Transição energética perde espaço para a segurança energética e alimentar

Mudanças surgem como consequências da pandemia de covid-19 e da guerra na Ucrânia; Brasil precisa entender a sua vantagem comparativa como grande produtor de energia e de alimentos

Adriano Pires*, O Estado de S.Paulo

28 de maio de 2022 | 04h00

Em tempos de eleição, o País precisa olhar e refletir sobre o novo mapa geopolítico da energia e as mudanças que trazem novos paradigmas de política energética, que virão como consequência da pandemia e da guerra da Ucrânia. Esse novo momento poderia ser traduzido pela seguinte frase: perde espaço na discussão a transição e entram a segurança energética e a alimentar. Nesse sentido, o Brasil precisa entender a sua vantagem comparativa como grande produtor de energia e de alimentos.

Para tanto, deveríamos elaborar uma política para substituição do diesel tanto pelo gás natural como pelo biometano e o biodiesel. Temos um pré-sal caipira de biogás. Para que isso ocorra é fundamental adotar medidas como a criação de corredores azuis, semelhantes aos que existem na Europa, onde só circulam caminhões movidos a gás fóssil e gás verde. Ao invés de falar de carros elétricos, temos de usar nossa vantagem comparativa e estimular o consumo de biocombustíveis.

Como grandes produtores de petróleo, deveríamos construir um programa de subsídios permanentes que seria acionado por meio de um trigger, ou gatilho, usando recursos do Tesouro. O correto seria socializar os lucros da Petrobras e as receitas do setor de óleo e gás. Não é justo essas receitas irem na sua integralidade para o Tesouro.

Ainda no campo dos combustíveis, temos de discutir três pontos que trarão preços mais competitivos e atração de investimentos. O primeiro são os impostos. Não podemos tributar combustível como se fossem produtos supérfluos. Segundo, é preciso reduzir a nossa ineficiência logística com a construção de dutos e, terceiro, promover o aumento da concorrência acelerando a privatização das refinarias.

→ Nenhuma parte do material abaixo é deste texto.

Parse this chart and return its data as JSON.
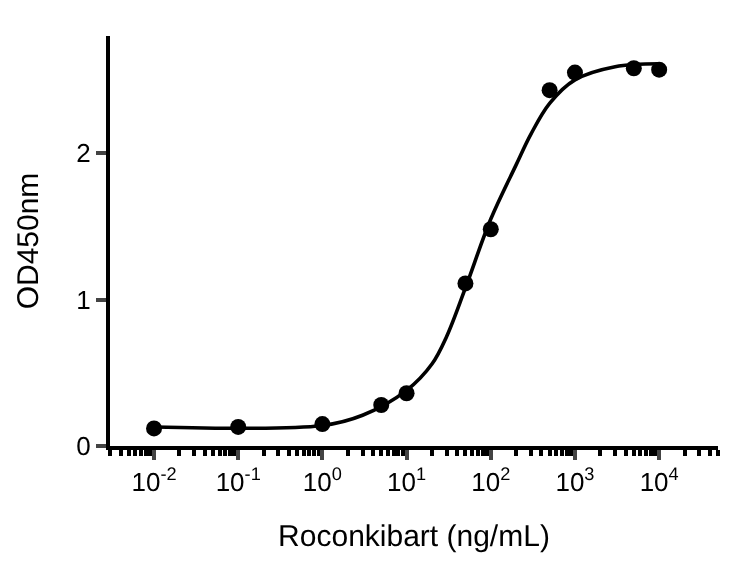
{
  "chart_data": {
    "type": "scatter",
    "xlabel": "Roconkibart (ng/mL)",
    "ylabel": "OD450nm",
    "log": "x",
    "xlim": [
      0.003,
      50000
    ],
    "xticks": [
      {
        "value": 0.01,
        "label": "10$^{-2}$"
      },
      {
        "value": 0.1,
        "label": "10$^{-1}$"
      },
      {
        "value": 1,
        "label": "10$^{0}$"
      },
      {
        "value": 10,
        "label": "10$^{1}$"
      },
      {
        "value": 100,
        "label": "10$^{2}$"
      },
      {
        "value": 1000,
        "label": "10$^{3}$"
      },
      {
        "value": 10000,
        "label": "10$^{4}$"
      }
    ],
    "ylim": [
      0,
      2.8
    ],
    "yticks": [
      0,
      1,
      2
    ],
    "legend": false,
    "series": [
      {
        "marker": "circle",
        "color": "#000000",
        "x": [
          0.01,
          0.1,
          1,
          5,
          10,
          50,
          100,
          500,
          1000,
          5000,
          10000
        ],
        "values": [
          0.12,
          0.13,
          0.15,
          0.28,
          0.36,
          1.11,
          1.48,
          2.43,
          2.55,
          2.58,
          2.57
        ]
      },
      {
        "type": "line",
        "color": "#000000",
        "line_style": "solid",
        "x": [
          0.01,
          1,
          3,
          10,
          20,
          30,
          50,
          100,
          200,
          300,
          500,
          1000,
          3000,
          10000
        ],
        "values": [
          0.13,
          0.14,
          0.21,
          0.38,
          0.56,
          0.75,
          1.08,
          1.55,
          1.92,
          2.13,
          2.34,
          2.5,
          2.59,
          2.61
        ]
      }
    ]
  }
}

No setor de energia elétrica, a discussão deveria ser centrada em como construir uma matriz diversificada que nos deixasse menos refém da natureza e nos trouxesse mais confiabilidade e custos mais baixos, levando energia de qualidade para todo o País, afastando apagões e racionamentos. Todas as energias possuem atributos. Muitos não têm essa compressão e pensam que a energia gerada com gás natural compete com as fontes renováveis e outros são míopes e não enxergam a importância de interiorizar o uso do gás, chegando a regiões como o Centro-Oeste e beneficiando o agronegócio.

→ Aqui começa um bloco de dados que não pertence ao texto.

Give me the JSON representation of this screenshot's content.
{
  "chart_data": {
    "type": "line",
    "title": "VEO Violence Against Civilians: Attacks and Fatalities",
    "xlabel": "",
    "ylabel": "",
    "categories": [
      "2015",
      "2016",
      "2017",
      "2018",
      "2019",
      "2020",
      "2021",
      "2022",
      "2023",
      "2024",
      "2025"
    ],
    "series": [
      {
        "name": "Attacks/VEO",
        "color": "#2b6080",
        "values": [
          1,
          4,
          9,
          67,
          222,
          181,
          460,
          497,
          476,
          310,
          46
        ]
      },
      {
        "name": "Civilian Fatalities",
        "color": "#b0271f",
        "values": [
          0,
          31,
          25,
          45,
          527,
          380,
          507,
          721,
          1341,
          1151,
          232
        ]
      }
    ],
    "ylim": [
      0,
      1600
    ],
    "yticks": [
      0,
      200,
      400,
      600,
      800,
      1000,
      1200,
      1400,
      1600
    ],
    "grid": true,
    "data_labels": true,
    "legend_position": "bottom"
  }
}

O fato é que as termoelétricas promovem a redução de custos com o seu despacho na base, reduzindo as incertezas para a operação com a nova matriz renovável. Isso aumenta o controle sobre a água nos reservatórios, liberando as hidrelétricas para realizarem o balanço sistêmico elétrico, para atenderem à intermitência das renováveis e fazerem outros usos da água, principalmente irrigação e saneamento, preservando as nossas bacias hidrográficas.